I’ve seen people asking what the VM capacity of a Hyper-V host would be with dynamic memory enabled on the virtual machines. Well … that depends.
I can visualise virtual machines being configured in 3 ways:
- Disabled: That means virtual machines will be set up with static memory. You configure the VM with 2 GB of RAM and it will consume 2 GB of RAM … plus up to 32 MB of overhead for the 1st 1 GB and up to 8 MB overhead RAM for each additional GB after that. I can see this being used where users of VM’s (for billing reasons) or applications (for specification verification reasons) expect to see the full allocation of RAM.
- Optimized: You will set up the start up RAM setting to be the minimum required for the virtual machine’s guest operating system (and I recommend including the amount required for normal operations) and the maximum RAM to be what is required to deal with peak usage. For example, a W2008 R2 web server might be set up to boot up with 2 GB start up RAM and with 4 GB maximum RAM. This will probably be the most common configuration.
- Maximized: I think this will be a niche configuration. In this scenario the virtual machine is set up with a start up RAM setting as with the optimized approach. However, the maximum RAM setting will be set up to be the maximum that a virtual machine or the host can support. For example, a 32 GB host can realistically support a virtual machine with 29 GB RAM. And remember that a Hyper-V virtual machine can support up to 64 GB RAM. This is a more elastic computing approach where you need to ensure that virtual machines can get as much memory as they need. Just be wary that some applications will eat up whatever you supply either because of memory leaks or bad development practices.
The disabled approach is pretty easy to calculate. Just use my previously shared spreadsheet. My rule of thumb is take the physical memory of the host, subtract 3 GB RAM and what remains is what you typically have for virtual machines. You’ll want to allow for more than 3 GB on huge hosts.
It gets a little more difficult with Dynamic Memory enabled.

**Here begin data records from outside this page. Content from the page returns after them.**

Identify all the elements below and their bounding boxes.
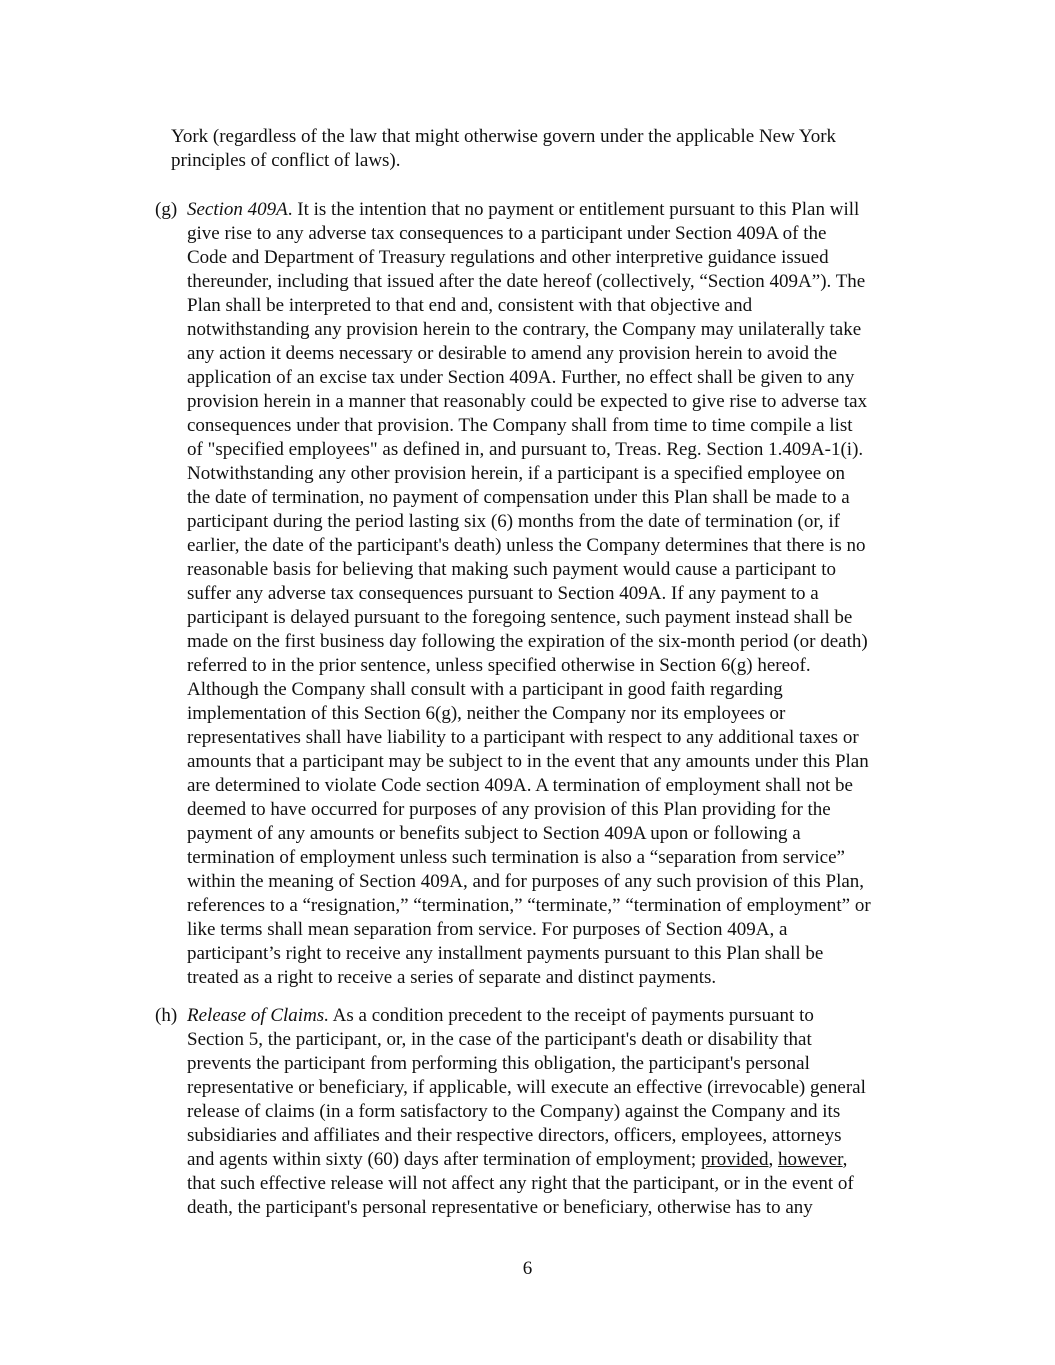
- section-g-line: participant during the period lasting six (6) months from the date of termination (or, if: [187, 511, 840, 532]
- section-h-line: subsidiaries and affiliates and their respective directors, officers, employees, attorneys: [187, 1125, 842, 1146]
- section-h-line: death, the participant's personal representative or beneficiary, otherwise has to any: [187, 1197, 813, 1218]
- section-g-line: provision herein in a manner that reasonably could be expected to give rise to adverse tax: [187, 391, 868, 412]
- section-g-line: participant is delayed pursuant to the foregoing sentence, such payment instead shall be: [187, 607, 853, 628]
- section-g-line: representatives shall have liability to a participant with respect to any additional taxes or: [187, 727, 859, 748]
- section-h-title: Release of Claims.: [187, 1005, 329, 1026]
- section-g-line: termination of employment unless such termination is also a “separation from service”: [187, 847, 845, 868]
- section-g-line: amounts that a participant may be subject to in the event that any amounts under this Plan: [187, 751, 869, 772]
- section-h-marker: (h): [155, 1005, 178, 1026]
- section-g-line: like terms shall mean separation from service. For purposes of Section 409A, a: [187, 919, 788, 940]
- page-number: 6: [522, 1258, 533, 1279]
- section-g-title: Section 409A: [187, 199, 288, 220]
- section-g-line: suffer any adverse tax consequences pursuant to Section 409A. If any payment to a: [187, 583, 819, 604]
- section-g-line: earlier, the date of the participant's death) unless the Company determines that there is no: [187, 535, 866, 556]
- section-g-line: notwithstanding any provision herein to the contrary, the Company may unilaterally take: [187, 319, 862, 340]
- section-g-line: the date of termination, no payment of compensation under this Plan shall be made to a: [187, 487, 850, 508]
- section-g-line: within the meaning of Section 409A, and for purposes of any such provision of this Plan,: [187, 871, 865, 892]
- section-g-line: give rise to any adverse tax consequences to a participant under Section 409A of the: [187, 223, 827, 244]
- trailing-comma: ,: [842, 1149, 848, 1170]
- section-g-line: are determined to violate Code section 409A. A termination of employment shall not be: [187, 775, 853, 796]
- section-h-line: release of claims (in a form satisfactory to the Company) against the Company and its: [187, 1101, 841, 1122]
- section-g-line: payment of any amounts or benefits subject to Section 409A upon or following a: [187, 823, 801, 844]
- section-h-line: prevents the participant from performing this obligation, the participant's personal: [187, 1053, 810, 1074]
- however-term: however: [777, 1149, 843, 1170]
- section-g-line: Plan shall be interpreted to that end and, consistent with that objective and: [187, 295, 753, 316]
- section-g-first-line-text: . It is the intention that no payment or entitlement pursuant to this Plan will: [287, 199, 860, 220]
- section-h-line: Section 5, the participant, or, in the case of the participant's death or disability that: [187, 1029, 812, 1050]
- section-g-line: Notwithstanding any other provision herein, if a participant is a specified employee on: [187, 463, 845, 484]
- section-g-line: thereunder, including that issued after the date hereof (collectively, “Section 409A”). The: [187, 271, 866, 292]
- section-g-line: references to a “resignation,” “termination,” “terminate,” “termination of employment” or: [187, 895, 871, 916]
- section-g-line: referred to in the prior sentence, unless specified otherwise in Section 6(g) hereof.: [187, 655, 811, 676]
- section-g-line: implementation of this Section 6(g), neither the Company nor its employees or: [187, 703, 786, 724]
- section-h-first-line: [187, 1004, 814, 1028]
- section-g-line: Although the Company shall consult with a participant in good faith regarding: [187, 679, 783, 700]
- section-g-line: Code and Department of Treasury regulations and other interpretive guidance issued: [187, 247, 829, 268]
- section-g-line: application of an excise tax under Section 409A. Further, no effect shall be given to any: [187, 367, 855, 388]
- section-g-line: made on the first business day following the expiration of the six-month period (or death): [187, 631, 868, 652]
- continuation-line: principles of conflict of laws).: [171, 150, 401, 171]
- section-g-line: deemed to have occurred for purposes of any provision of this Plan providing for the: [187, 799, 831, 820]
- section-g-marker: (g): [155, 199, 178, 220]
- section-g-line: treated as a right to receive a series of separate and distinct payments.: [187, 967, 717, 988]
- section-g-line: any action it deems necessary or desirable to amend any provision herein to avoid the: [187, 343, 838, 364]
- section-h-line: representative or beneficiary, if applicable, will execute an effective (irrevocable) general: [187, 1077, 866, 1098]
- section-h-line: that such effective release will not affect any right that the participant, or in the event of: [187, 1173, 854, 1194]
- agents-line-text: and agents within sixty (60) days after termination of employment;: [187, 1149, 701, 1170]
- section-g-line: reasonable basis for believing that making such payment would cause a participant to: [187, 559, 836, 580]
- section-g-line: of "specified employees" as defined in, and pursuant to, Treas. Reg. Section 1.409A-1(i).: [187, 439, 864, 460]
- provided-term: provided: [700, 1149, 769, 1170]
- section-g-line: participant’s right to receive any installment payments pursuant to this Plan shall be: [187, 943, 824, 964]
- comma-separator: ,: [768, 1149, 778, 1170]
- section-g-first-line: [187, 198, 859, 222]
- section-g-line: consequences under that provision. The Company shall from time to time compile a list: [187, 415, 853, 436]
- continuation-line: York (regardless of the law that might otherwise govern under the applicable New York: [171, 126, 837, 147]
- section-h-agents-line: [187, 1148, 847, 1172]
- section-h-first-line-text: As a condition precedent to the receipt of payments pursuant to: [328, 1005, 814, 1026]
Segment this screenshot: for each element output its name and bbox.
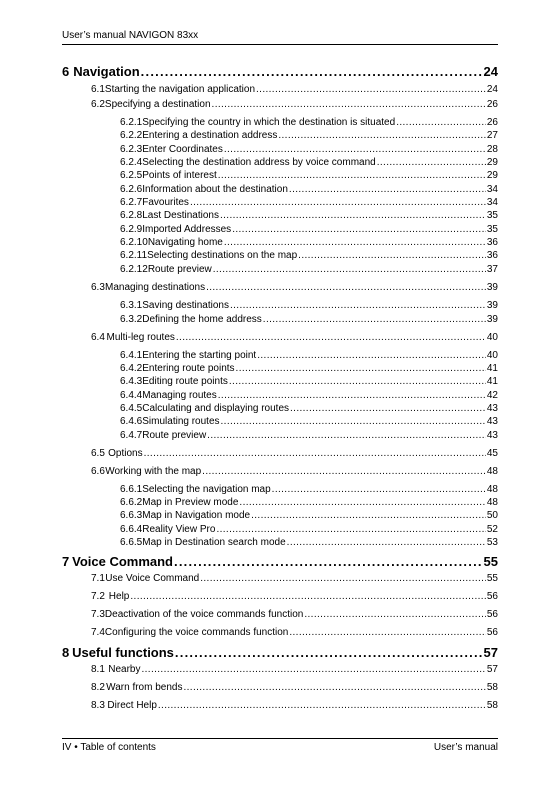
toc-dot-leader <box>278 130 486 141</box>
toc-entry[interactable] <box>91 682 498 693</box>
toc-entry-title: Selecting destinations on the map <box>147 250 298 261</box>
toc-entry-title: Route preview <box>147 264 212 275</box>
toc-entry[interactable] <box>120 484 498 495</box>
toc-entry-page: 55 <box>486 573 498 584</box>
toc-dot-leader <box>175 645 483 660</box>
toc-entry-page: 43 <box>486 430 498 441</box>
toc-dot-leader <box>256 84 486 95</box>
toc-entry[interactable] <box>120 314 498 325</box>
toc-entry[interactable] <box>91 609 498 620</box>
toc-entry-number: 6.2.5 <box>120 170 143 181</box>
toc-entry-page: 58 <box>486 682 498 693</box>
toc-entry-page: 29 <box>486 157 498 168</box>
toc-entry-title: Last Destinations <box>142 210 219 221</box>
toc-dot-leader <box>287 537 486 548</box>
toc-dot-leader <box>174 554 483 569</box>
toc-entry-number: 6.2.3 <box>120 144 143 155</box>
running-header: User’s manual NAVIGON 83xx <box>62 30 199 41</box>
toc-entry-title: Favourites <box>142 197 189 208</box>
toc-entry-page: 34 <box>486 184 498 195</box>
toc-entry-title: Warn from bends <box>106 682 183 693</box>
toc-entry-number: 6.3.2 <box>120 314 143 325</box>
toc-entry-page: 40 <box>486 332 498 343</box>
toc-entry-title: Imported Addresses <box>142 224 232 235</box>
toc-dot-leader <box>202 466 486 477</box>
toc-entry-title: Map in Preview mode <box>142 497 239 508</box>
toc-entry[interactable] <box>91 84 498 95</box>
toc-entry-title: Editing route points <box>142 376 228 387</box>
toc-entry[interactable] <box>62 64 498 79</box>
toc-entry-number: 6.4.7 <box>120 430 143 441</box>
toc-entry-title: Entering a destination address <box>142 130 278 141</box>
toc-dot-leader <box>298 250 486 261</box>
toc-dot-leader <box>183 682 485 693</box>
toc-dot-leader <box>190 197 486 208</box>
toc-entry-page: 43 <box>486 403 498 414</box>
toc-dot-leader <box>230 300 486 311</box>
toc-dot-leader <box>257 350 486 361</box>
toc-entry-page: 35 <box>486 210 498 221</box>
toc-entry-title: Enter Coordinates <box>142 144 223 155</box>
toc-entry-title: Selecting the destination address by voice command <box>142 157 376 168</box>
toc-entry-title: Voice Command <box>72 554 173 569</box>
toc-entry[interactable] <box>120 416 498 427</box>
toc-entry[interactable] <box>91 664 498 675</box>
toc-entry[interactable] <box>91 573 498 584</box>
toc-dot-leader <box>224 237 486 248</box>
toc-entry-page: 57 <box>483 645 498 660</box>
toc-entry-page: 40 <box>486 350 498 361</box>
toc-entry[interactable] <box>91 700 498 711</box>
toc-entry-title: Entering the starting point <box>142 350 257 361</box>
toc-entry-title: Direct Help <box>107 700 157 711</box>
toc-entry-number: 7.1 <box>91 573 105 584</box>
toc-entry[interactable] <box>91 466 498 477</box>
toc-entry[interactable] <box>120 264 498 275</box>
toc-entry-title: Nearby <box>108 664 141 675</box>
toc-dot-leader <box>218 390 486 401</box>
toc-entry-number: 8.3 <box>91 700 105 711</box>
toc-entry-title: Information about the destination <box>142 184 288 195</box>
toc-entry-number: 6.4.4 <box>120 390 143 401</box>
toc-entry-page: 48 <box>486 497 498 508</box>
toc-entry[interactable] <box>120 403 498 414</box>
toc-entry-title: Navigation <box>73 64 140 79</box>
toc-dot-leader <box>377 157 486 168</box>
toc-entry-number: 6.4 <box>91 332 105 343</box>
toc-entry[interactable] <box>120 510 498 521</box>
toc-dot-leader <box>272 484 486 495</box>
footer-document-label: User’s manual <box>433 742 498 753</box>
toc-entry-number: 6.3 <box>91 282 105 293</box>
toc-dot-leader <box>144 448 486 459</box>
toc-entry[interactable] <box>120 497 498 508</box>
toc-entry[interactable] <box>91 99 498 110</box>
toc-dot-leader <box>263 314 486 325</box>
toc-dot-leader <box>206 282 486 293</box>
toc-entry-number: 6.6.5 <box>120 537 143 548</box>
toc-entry[interactable] <box>91 448 498 459</box>
toc-entry-page: 43 <box>486 416 498 427</box>
toc-dot-leader <box>229 376 486 387</box>
toc-entry-number: 6.2.2 <box>120 130 143 141</box>
toc-dot-leader <box>396 117 486 128</box>
toc-entry-page: 39 <box>486 314 498 325</box>
toc-entry-page: 57 <box>486 664 498 675</box>
toc-entry-title: Multi-leg routes <box>106 332 175 343</box>
toc-dot-leader <box>130 591 486 602</box>
toc-entry-number: 6.3.1 <box>120 300 143 311</box>
toc-entry-page: 53 <box>486 537 498 548</box>
toc-entry-page: 27 <box>486 130 498 141</box>
toc-entry-number: 6.2.6 <box>120 184 143 195</box>
footer-section-label: IV • Table of contents <box>62 742 156 753</box>
toc-entry-title: Calculating and displaying routes <box>142 403 290 414</box>
toc-dot-leader <box>176 332 486 343</box>
toc-entry-number: 8.1 <box>91 664 105 675</box>
toc-entry-page: 45 <box>486 448 498 459</box>
toc-entry[interactable] <box>120 524 498 535</box>
toc-entry-page: 50 <box>486 510 498 521</box>
toc-entry-page: 56 <box>486 627 498 638</box>
toc-entry-title: Configuring the voice commands function <box>104 627 289 638</box>
toc-entry-number: 6.2 <box>91 99 105 110</box>
toc-entry[interactable] <box>120 376 498 387</box>
toc-entry-number: 6.6.4 <box>120 524 143 535</box>
toc-entry-title: Route preview <box>142 430 207 441</box>
toc-entry-title: Navigating home <box>147 237 223 248</box>
toc-entry[interactable] <box>120 390 498 401</box>
toc-dot-leader <box>289 627 486 638</box>
toc-entry-page: 24 <box>486 84 498 95</box>
toc-dot-leader <box>218 170 486 181</box>
toc-entry[interactable] <box>120 350 498 361</box>
toc-entry-page: 36 <box>486 250 498 261</box>
toc-entry[interactable] <box>120 363 498 374</box>
toc-entry-number: 6.4.1 <box>120 350 143 361</box>
toc-entry-number: 6.2.4 <box>120 157 143 168</box>
toc-dot-leader <box>224 144 486 155</box>
toc-dot-leader <box>216 524 485 535</box>
toc-entry[interactable] <box>120 210 498 221</box>
toc-entry-title: Options <box>108 448 143 459</box>
toc-dot-leader <box>221 416 486 427</box>
toc-entry-page: 58 <box>486 700 498 711</box>
toc-entry-page: 35 <box>486 224 498 235</box>
toc-dot-leader <box>220 210 486 221</box>
toc-entry-title: Managing destinations <box>105 282 206 293</box>
toc-entry-title: Starting the navigation application <box>104 84 256 95</box>
toc-entry[interactable] <box>91 627 498 638</box>
toc-dot-leader <box>141 64 483 79</box>
toc-entry-title: Working with the map <box>105 466 202 477</box>
toc-entry-page: 26 <box>486 117 498 128</box>
toc-entry-page: 34 <box>486 197 498 208</box>
toc-entry-page: 55 <box>483 554 498 569</box>
toc-entry-number: 6.2.1 <box>120 117 143 128</box>
toc-dot-leader <box>141 664 485 675</box>
toc-entry-title: Useful functions <box>72 645 174 660</box>
toc-entry-title: Map in Destination search mode <box>142 537 286 548</box>
toc-dot-leader <box>212 99 486 110</box>
toc-entry-page: 29 <box>486 170 498 181</box>
toc-entry-page: 41 <box>486 363 498 374</box>
toc-dot-leader <box>251 510 486 521</box>
toc-entry-number: 6.1 <box>91 84 105 95</box>
toc-entry-number: 7 <box>62 554 70 569</box>
toc-entry-title: Points of interest <box>142 170 217 181</box>
toc-dot-leader <box>304 609 486 620</box>
toc-entry-page: 42 <box>486 390 498 401</box>
toc-entry-number: 7.4 <box>91 627 105 638</box>
toc-entry-title: Reality View Pro <box>142 524 216 535</box>
toc-entry-number: 6.2.11 <box>120 250 148 261</box>
toc-entry-page: 39 <box>486 300 498 311</box>
toc-entry-title: Use Voice Command <box>105 573 200 584</box>
toc-entry-title: Saving destinations <box>142 300 229 311</box>
toc-entry-number: 6.2.8 <box>120 210 143 221</box>
toc-entry-page: 24 <box>483 64 498 79</box>
toc-entry-number: 8.2 <box>91 682 105 693</box>
toc-entry-number: 6.2.10 <box>120 237 148 248</box>
toc-entry[interactable] <box>120 197 498 208</box>
toc-dot-leader <box>158 700 486 711</box>
toc-entry-number: 7.3 <box>91 609 105 620</box>
table-of-contents <box>62 0 498 785</box>
toc-entry-number: 6.4.3 <box>120 376 143 387</box>
toc-entry[interactable] <box>120 300 498 311</box>
toc-entry-title: Simulating routes <box>142 416 220 427</box>
toc-entry-page: 28 <box>486 144 498 155</box>
toc-entry-page: 56 <box>486 591 498 602</box>
toc-entry-page: 48 <box>486 484 498 495</box>
toc-entry-number: 6.6 <box>91 466 105 477</box>
toc-entry-title: Help <box>108 591 130 602</box>
toc-entry-number: 6.2.7 <box>120 197 143 208</box>
toc-entry[interactable] <box>120 537 498 548</box>
toc-dot-leader <box>200 573 486 584</box>
toc-entry-number: 6.4.5 <box>120 403 143 414</box>
toc-entry-page: 41 <box>486 376 498 387</box>
toc-dot-leader <box>239 497 485 508</box>
footer-rule <box>62 738 498 739</box>
toc-dot-leader <box>289 184 486 195</box>
toc-entry[interactable] <box>91 332 498 343</box>
toc-entry[interactable] <box>120 170 498 181</box>
toc-entry-number: 6.5 <box>91 448 105 459</box>
toc-entry-number: 6.2.12 <box>120 264 148 275</box>
toc-entry-number: 6.6.2 <box>120 497 143 508</box>
toc-dot-leader <box>232 224 486 235</box>
toc-entry-page: 26 <box>486 99 498 110</box>
toc-entry-page: 52 <box>486 524 498 535</box>
toc-entry-title: Map in Navigation mode <box>142 510 251 521</box>
toc-entry-title: Selecting the navigation map <box>142 484 271 495</box>
toc-entry[interactable] <box>62 554 498 569</box>
toc-entry-number: 6.6.1 <box>120 484 143 495</box>
toc-entry[interactable] <box>120 157 498 168</box>
toc-entry-page: 37 <box>486 264 498 275</box>
toc-entry-number: 7.2 <box>91 591 105 602</box>
toc-entry-number: 6.4.6 <box>120 416 143 427</box>
toc-entry[interactable] <box>120 130 498 141</box>
toc-dot-leader <box>290 403 486 414</box>
toc-entry-title: Defining the home address <box>142 314 262 325</box>
toc-entry[interactable] <box>120 224 498 235</box>
toc-entry-page: 39 <box>486 282 498 293</box>
toc-entry[interactable] <box>91 282 498 293</box>
toc-entry-title: Specifying a destination <box>104 99 211 110</box>
toc-entry[interactable] <box>62 645 498 660</box>
toc-entry-number: 6.6.3 <box>120 510 143 521</box>
toc-dot-leader <box>236 363 486 374</box>
toc-entry[interactable] <box>120 250 498 261</box>
toc-entry-page: 48 <box>486 466 498 477</box>
toc-entry-title: Entering route points <box>142 363 235 374</box>
toc-entry[interactable] <box>120 184 498 195</box>
toc-entry[interactable] <box>91 591 498 602</box>
toc-entry-title: Specifying the country in which the destination is situated <box>142 117 396 128</box>
toc-entry-number: 6.4.2 <box>120 363 143 374</box>
toc-entry-number: 6 <box>62 64 70 79</box>
toc-entry[interactable] <box>120 237 498 248</box>
toc-dot-leader <box>213 264 486 275</box>
toc-entry[interactable] <box>120 144 498 155</box>
toc-entry-title: Deactivation of the voice commands function <box>104 609 304 620</box>
toc-dot-leader <box>207 430 486 441</box>
toc-entry-page: 36 <box>486 237 498 248</box>
toc-entry-number: 6.2.9 <box>120 224 143 235</box>
toc-entry[interactable] <box>120 430 498 441</box>
toc-entry[interactable] <box>120 117 498 128</box>
toc-entry-title: Managing routes <box>142 390 217 401</box>
toc-entry-number: 8 <box>62 645 70 660</box>
toc-entry-page: 56 <box>486 609 498 620</box>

To be honest, I think it’s going to be a hell of a lot more difficult to size hardware or determine host capacity. Just how do you know how much memory is required for virtual machines with a variable amount of memory if you don’t already have them to monitor? You can use the performance metrics results of a MAP (or other) assessment (you should always do an assessment at the start of your Hyper-V project) to figure out the average memory utilisation of the machines that you are going to convert into Hyper-V virtual machines. Sum up the averages, maybe add a percentage and bingo; that will give you an idea of how to size the RAM of your host hardware.
It gets even more complicated if you mix your virtual machine configuration types. Some might be set up with static memory, some with Dynamic Memory set up in what I’ve called optimized and/or maximized configurations. Calculating the host capacity is now going to be very complicated. You’re getting into spreadsheet country.